Changing out the ETT with under crystal-clear vision with VL seems safer. Sometimes this approach has been criticized as unnecessary. However, given a choice I’d rather be over-prepared.
Agree with Dr Farkas – my practice is always to have direct visualization of the procedure, whether using a bougie or exchange catheter device. Have seen one too many (one is enough!) times when the bougie has inadvertently been malpositioned into the esophagus when the old tube comes out.
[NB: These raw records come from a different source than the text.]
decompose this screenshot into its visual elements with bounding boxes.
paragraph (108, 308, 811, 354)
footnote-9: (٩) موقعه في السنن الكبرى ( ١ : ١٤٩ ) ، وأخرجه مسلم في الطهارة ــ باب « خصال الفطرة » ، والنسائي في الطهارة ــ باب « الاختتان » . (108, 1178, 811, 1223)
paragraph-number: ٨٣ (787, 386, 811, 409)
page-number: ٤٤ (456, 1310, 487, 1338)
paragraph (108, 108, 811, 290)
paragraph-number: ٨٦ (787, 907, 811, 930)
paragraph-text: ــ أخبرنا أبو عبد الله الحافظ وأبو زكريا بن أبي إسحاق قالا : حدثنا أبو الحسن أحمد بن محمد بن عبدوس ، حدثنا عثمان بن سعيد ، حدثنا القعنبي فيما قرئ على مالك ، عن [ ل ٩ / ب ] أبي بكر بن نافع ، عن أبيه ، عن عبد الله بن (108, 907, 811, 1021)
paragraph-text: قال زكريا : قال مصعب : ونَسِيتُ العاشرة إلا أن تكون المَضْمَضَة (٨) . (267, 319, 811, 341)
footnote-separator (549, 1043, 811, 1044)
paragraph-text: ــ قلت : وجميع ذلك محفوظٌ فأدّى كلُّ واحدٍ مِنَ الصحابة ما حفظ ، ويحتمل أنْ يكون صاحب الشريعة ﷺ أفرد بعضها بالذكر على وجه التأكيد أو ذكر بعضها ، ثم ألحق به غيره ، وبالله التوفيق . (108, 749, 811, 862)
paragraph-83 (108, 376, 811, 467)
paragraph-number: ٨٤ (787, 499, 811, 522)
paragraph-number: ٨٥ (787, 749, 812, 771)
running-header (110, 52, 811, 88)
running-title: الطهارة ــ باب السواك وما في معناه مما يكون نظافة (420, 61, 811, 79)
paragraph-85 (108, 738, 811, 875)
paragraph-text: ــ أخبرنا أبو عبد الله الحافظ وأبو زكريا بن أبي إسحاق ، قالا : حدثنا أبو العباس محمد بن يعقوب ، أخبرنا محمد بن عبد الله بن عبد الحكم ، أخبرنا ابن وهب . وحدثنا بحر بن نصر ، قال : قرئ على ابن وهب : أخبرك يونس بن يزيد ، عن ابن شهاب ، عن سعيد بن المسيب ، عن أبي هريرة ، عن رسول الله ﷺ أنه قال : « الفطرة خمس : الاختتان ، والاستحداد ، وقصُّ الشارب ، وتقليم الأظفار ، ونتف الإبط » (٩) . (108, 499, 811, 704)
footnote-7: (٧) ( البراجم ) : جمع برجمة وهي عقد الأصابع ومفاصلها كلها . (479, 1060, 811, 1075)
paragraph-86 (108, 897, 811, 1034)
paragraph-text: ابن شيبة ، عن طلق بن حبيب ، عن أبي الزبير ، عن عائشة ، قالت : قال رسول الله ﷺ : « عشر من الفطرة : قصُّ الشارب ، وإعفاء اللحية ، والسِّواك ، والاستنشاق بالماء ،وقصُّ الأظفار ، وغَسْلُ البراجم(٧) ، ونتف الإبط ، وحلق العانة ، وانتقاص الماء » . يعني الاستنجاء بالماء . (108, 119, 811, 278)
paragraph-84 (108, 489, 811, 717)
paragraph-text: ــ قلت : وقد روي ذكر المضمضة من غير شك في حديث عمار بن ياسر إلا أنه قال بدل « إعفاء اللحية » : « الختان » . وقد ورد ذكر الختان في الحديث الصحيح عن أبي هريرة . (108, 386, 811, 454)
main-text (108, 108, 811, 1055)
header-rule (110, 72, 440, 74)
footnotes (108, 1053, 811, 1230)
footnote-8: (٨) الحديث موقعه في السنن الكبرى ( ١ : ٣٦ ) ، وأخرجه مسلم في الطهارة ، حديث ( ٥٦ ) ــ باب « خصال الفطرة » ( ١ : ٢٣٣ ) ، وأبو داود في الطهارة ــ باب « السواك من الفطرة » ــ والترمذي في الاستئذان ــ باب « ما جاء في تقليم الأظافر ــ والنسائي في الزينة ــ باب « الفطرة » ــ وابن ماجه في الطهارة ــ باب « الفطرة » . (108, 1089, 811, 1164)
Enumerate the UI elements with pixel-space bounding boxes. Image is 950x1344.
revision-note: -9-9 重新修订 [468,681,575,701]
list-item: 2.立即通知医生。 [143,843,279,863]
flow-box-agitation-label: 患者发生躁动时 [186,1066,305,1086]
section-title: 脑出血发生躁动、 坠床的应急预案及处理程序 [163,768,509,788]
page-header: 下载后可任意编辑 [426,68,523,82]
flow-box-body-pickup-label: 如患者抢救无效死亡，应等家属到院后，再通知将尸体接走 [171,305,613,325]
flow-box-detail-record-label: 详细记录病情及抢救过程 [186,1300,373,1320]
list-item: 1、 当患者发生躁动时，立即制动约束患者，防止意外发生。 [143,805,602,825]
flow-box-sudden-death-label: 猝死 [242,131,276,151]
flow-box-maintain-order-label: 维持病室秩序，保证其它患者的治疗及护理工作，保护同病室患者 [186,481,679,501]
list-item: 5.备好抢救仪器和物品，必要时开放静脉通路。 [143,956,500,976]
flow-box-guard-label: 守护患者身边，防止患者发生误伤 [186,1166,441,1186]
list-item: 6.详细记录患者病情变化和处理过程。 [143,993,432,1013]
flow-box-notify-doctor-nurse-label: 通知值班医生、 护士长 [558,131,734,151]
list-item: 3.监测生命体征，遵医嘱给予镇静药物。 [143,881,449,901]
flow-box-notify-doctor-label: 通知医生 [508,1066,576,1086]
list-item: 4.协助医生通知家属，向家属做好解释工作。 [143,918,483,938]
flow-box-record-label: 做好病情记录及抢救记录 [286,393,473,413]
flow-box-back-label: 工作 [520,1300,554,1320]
Thanks for the great post!
Zaf Qasim
@emeddoc
Thanks for another great post!
I’ve never used an airway exchanger. We don’t have them at my service. I’ve had great success with the combination of VL (King Vision) and bougie.
Keep fighting the good fight, Scott.
Great talk – very important to address a seemingly easy situation which if not handled carefully may turn out as a disaster.
Remember “assumption is the mother of all f… ups
A few tips from my point of view:
Stage one should be preoxygenation – dial up the fio2
Turn up the sedation, analgesia and give relaxation before commencing any airway procedures. This may improve your view and blunted any effects of airway management, both hemodynamic and upper airway reactivity (laryngeal spasm)
absolutely! thanks, brother.
Thanks! Just finished a CCM fellowship and didn’t get much teaching on this (structured or otherwise) so this is great. Between you and Josh’s recent posts I feel prepared to handle this.
Question – why not just use the bronch every time? It seems like the disposable bronchs are more common than they were 7 years ago (when you originally posted), has your practice changed? It sounds like your method with ventilating the AEC is quite foolproof but direct visualization may be even better.
blog is mentioned several times for show notes, where is the blog link?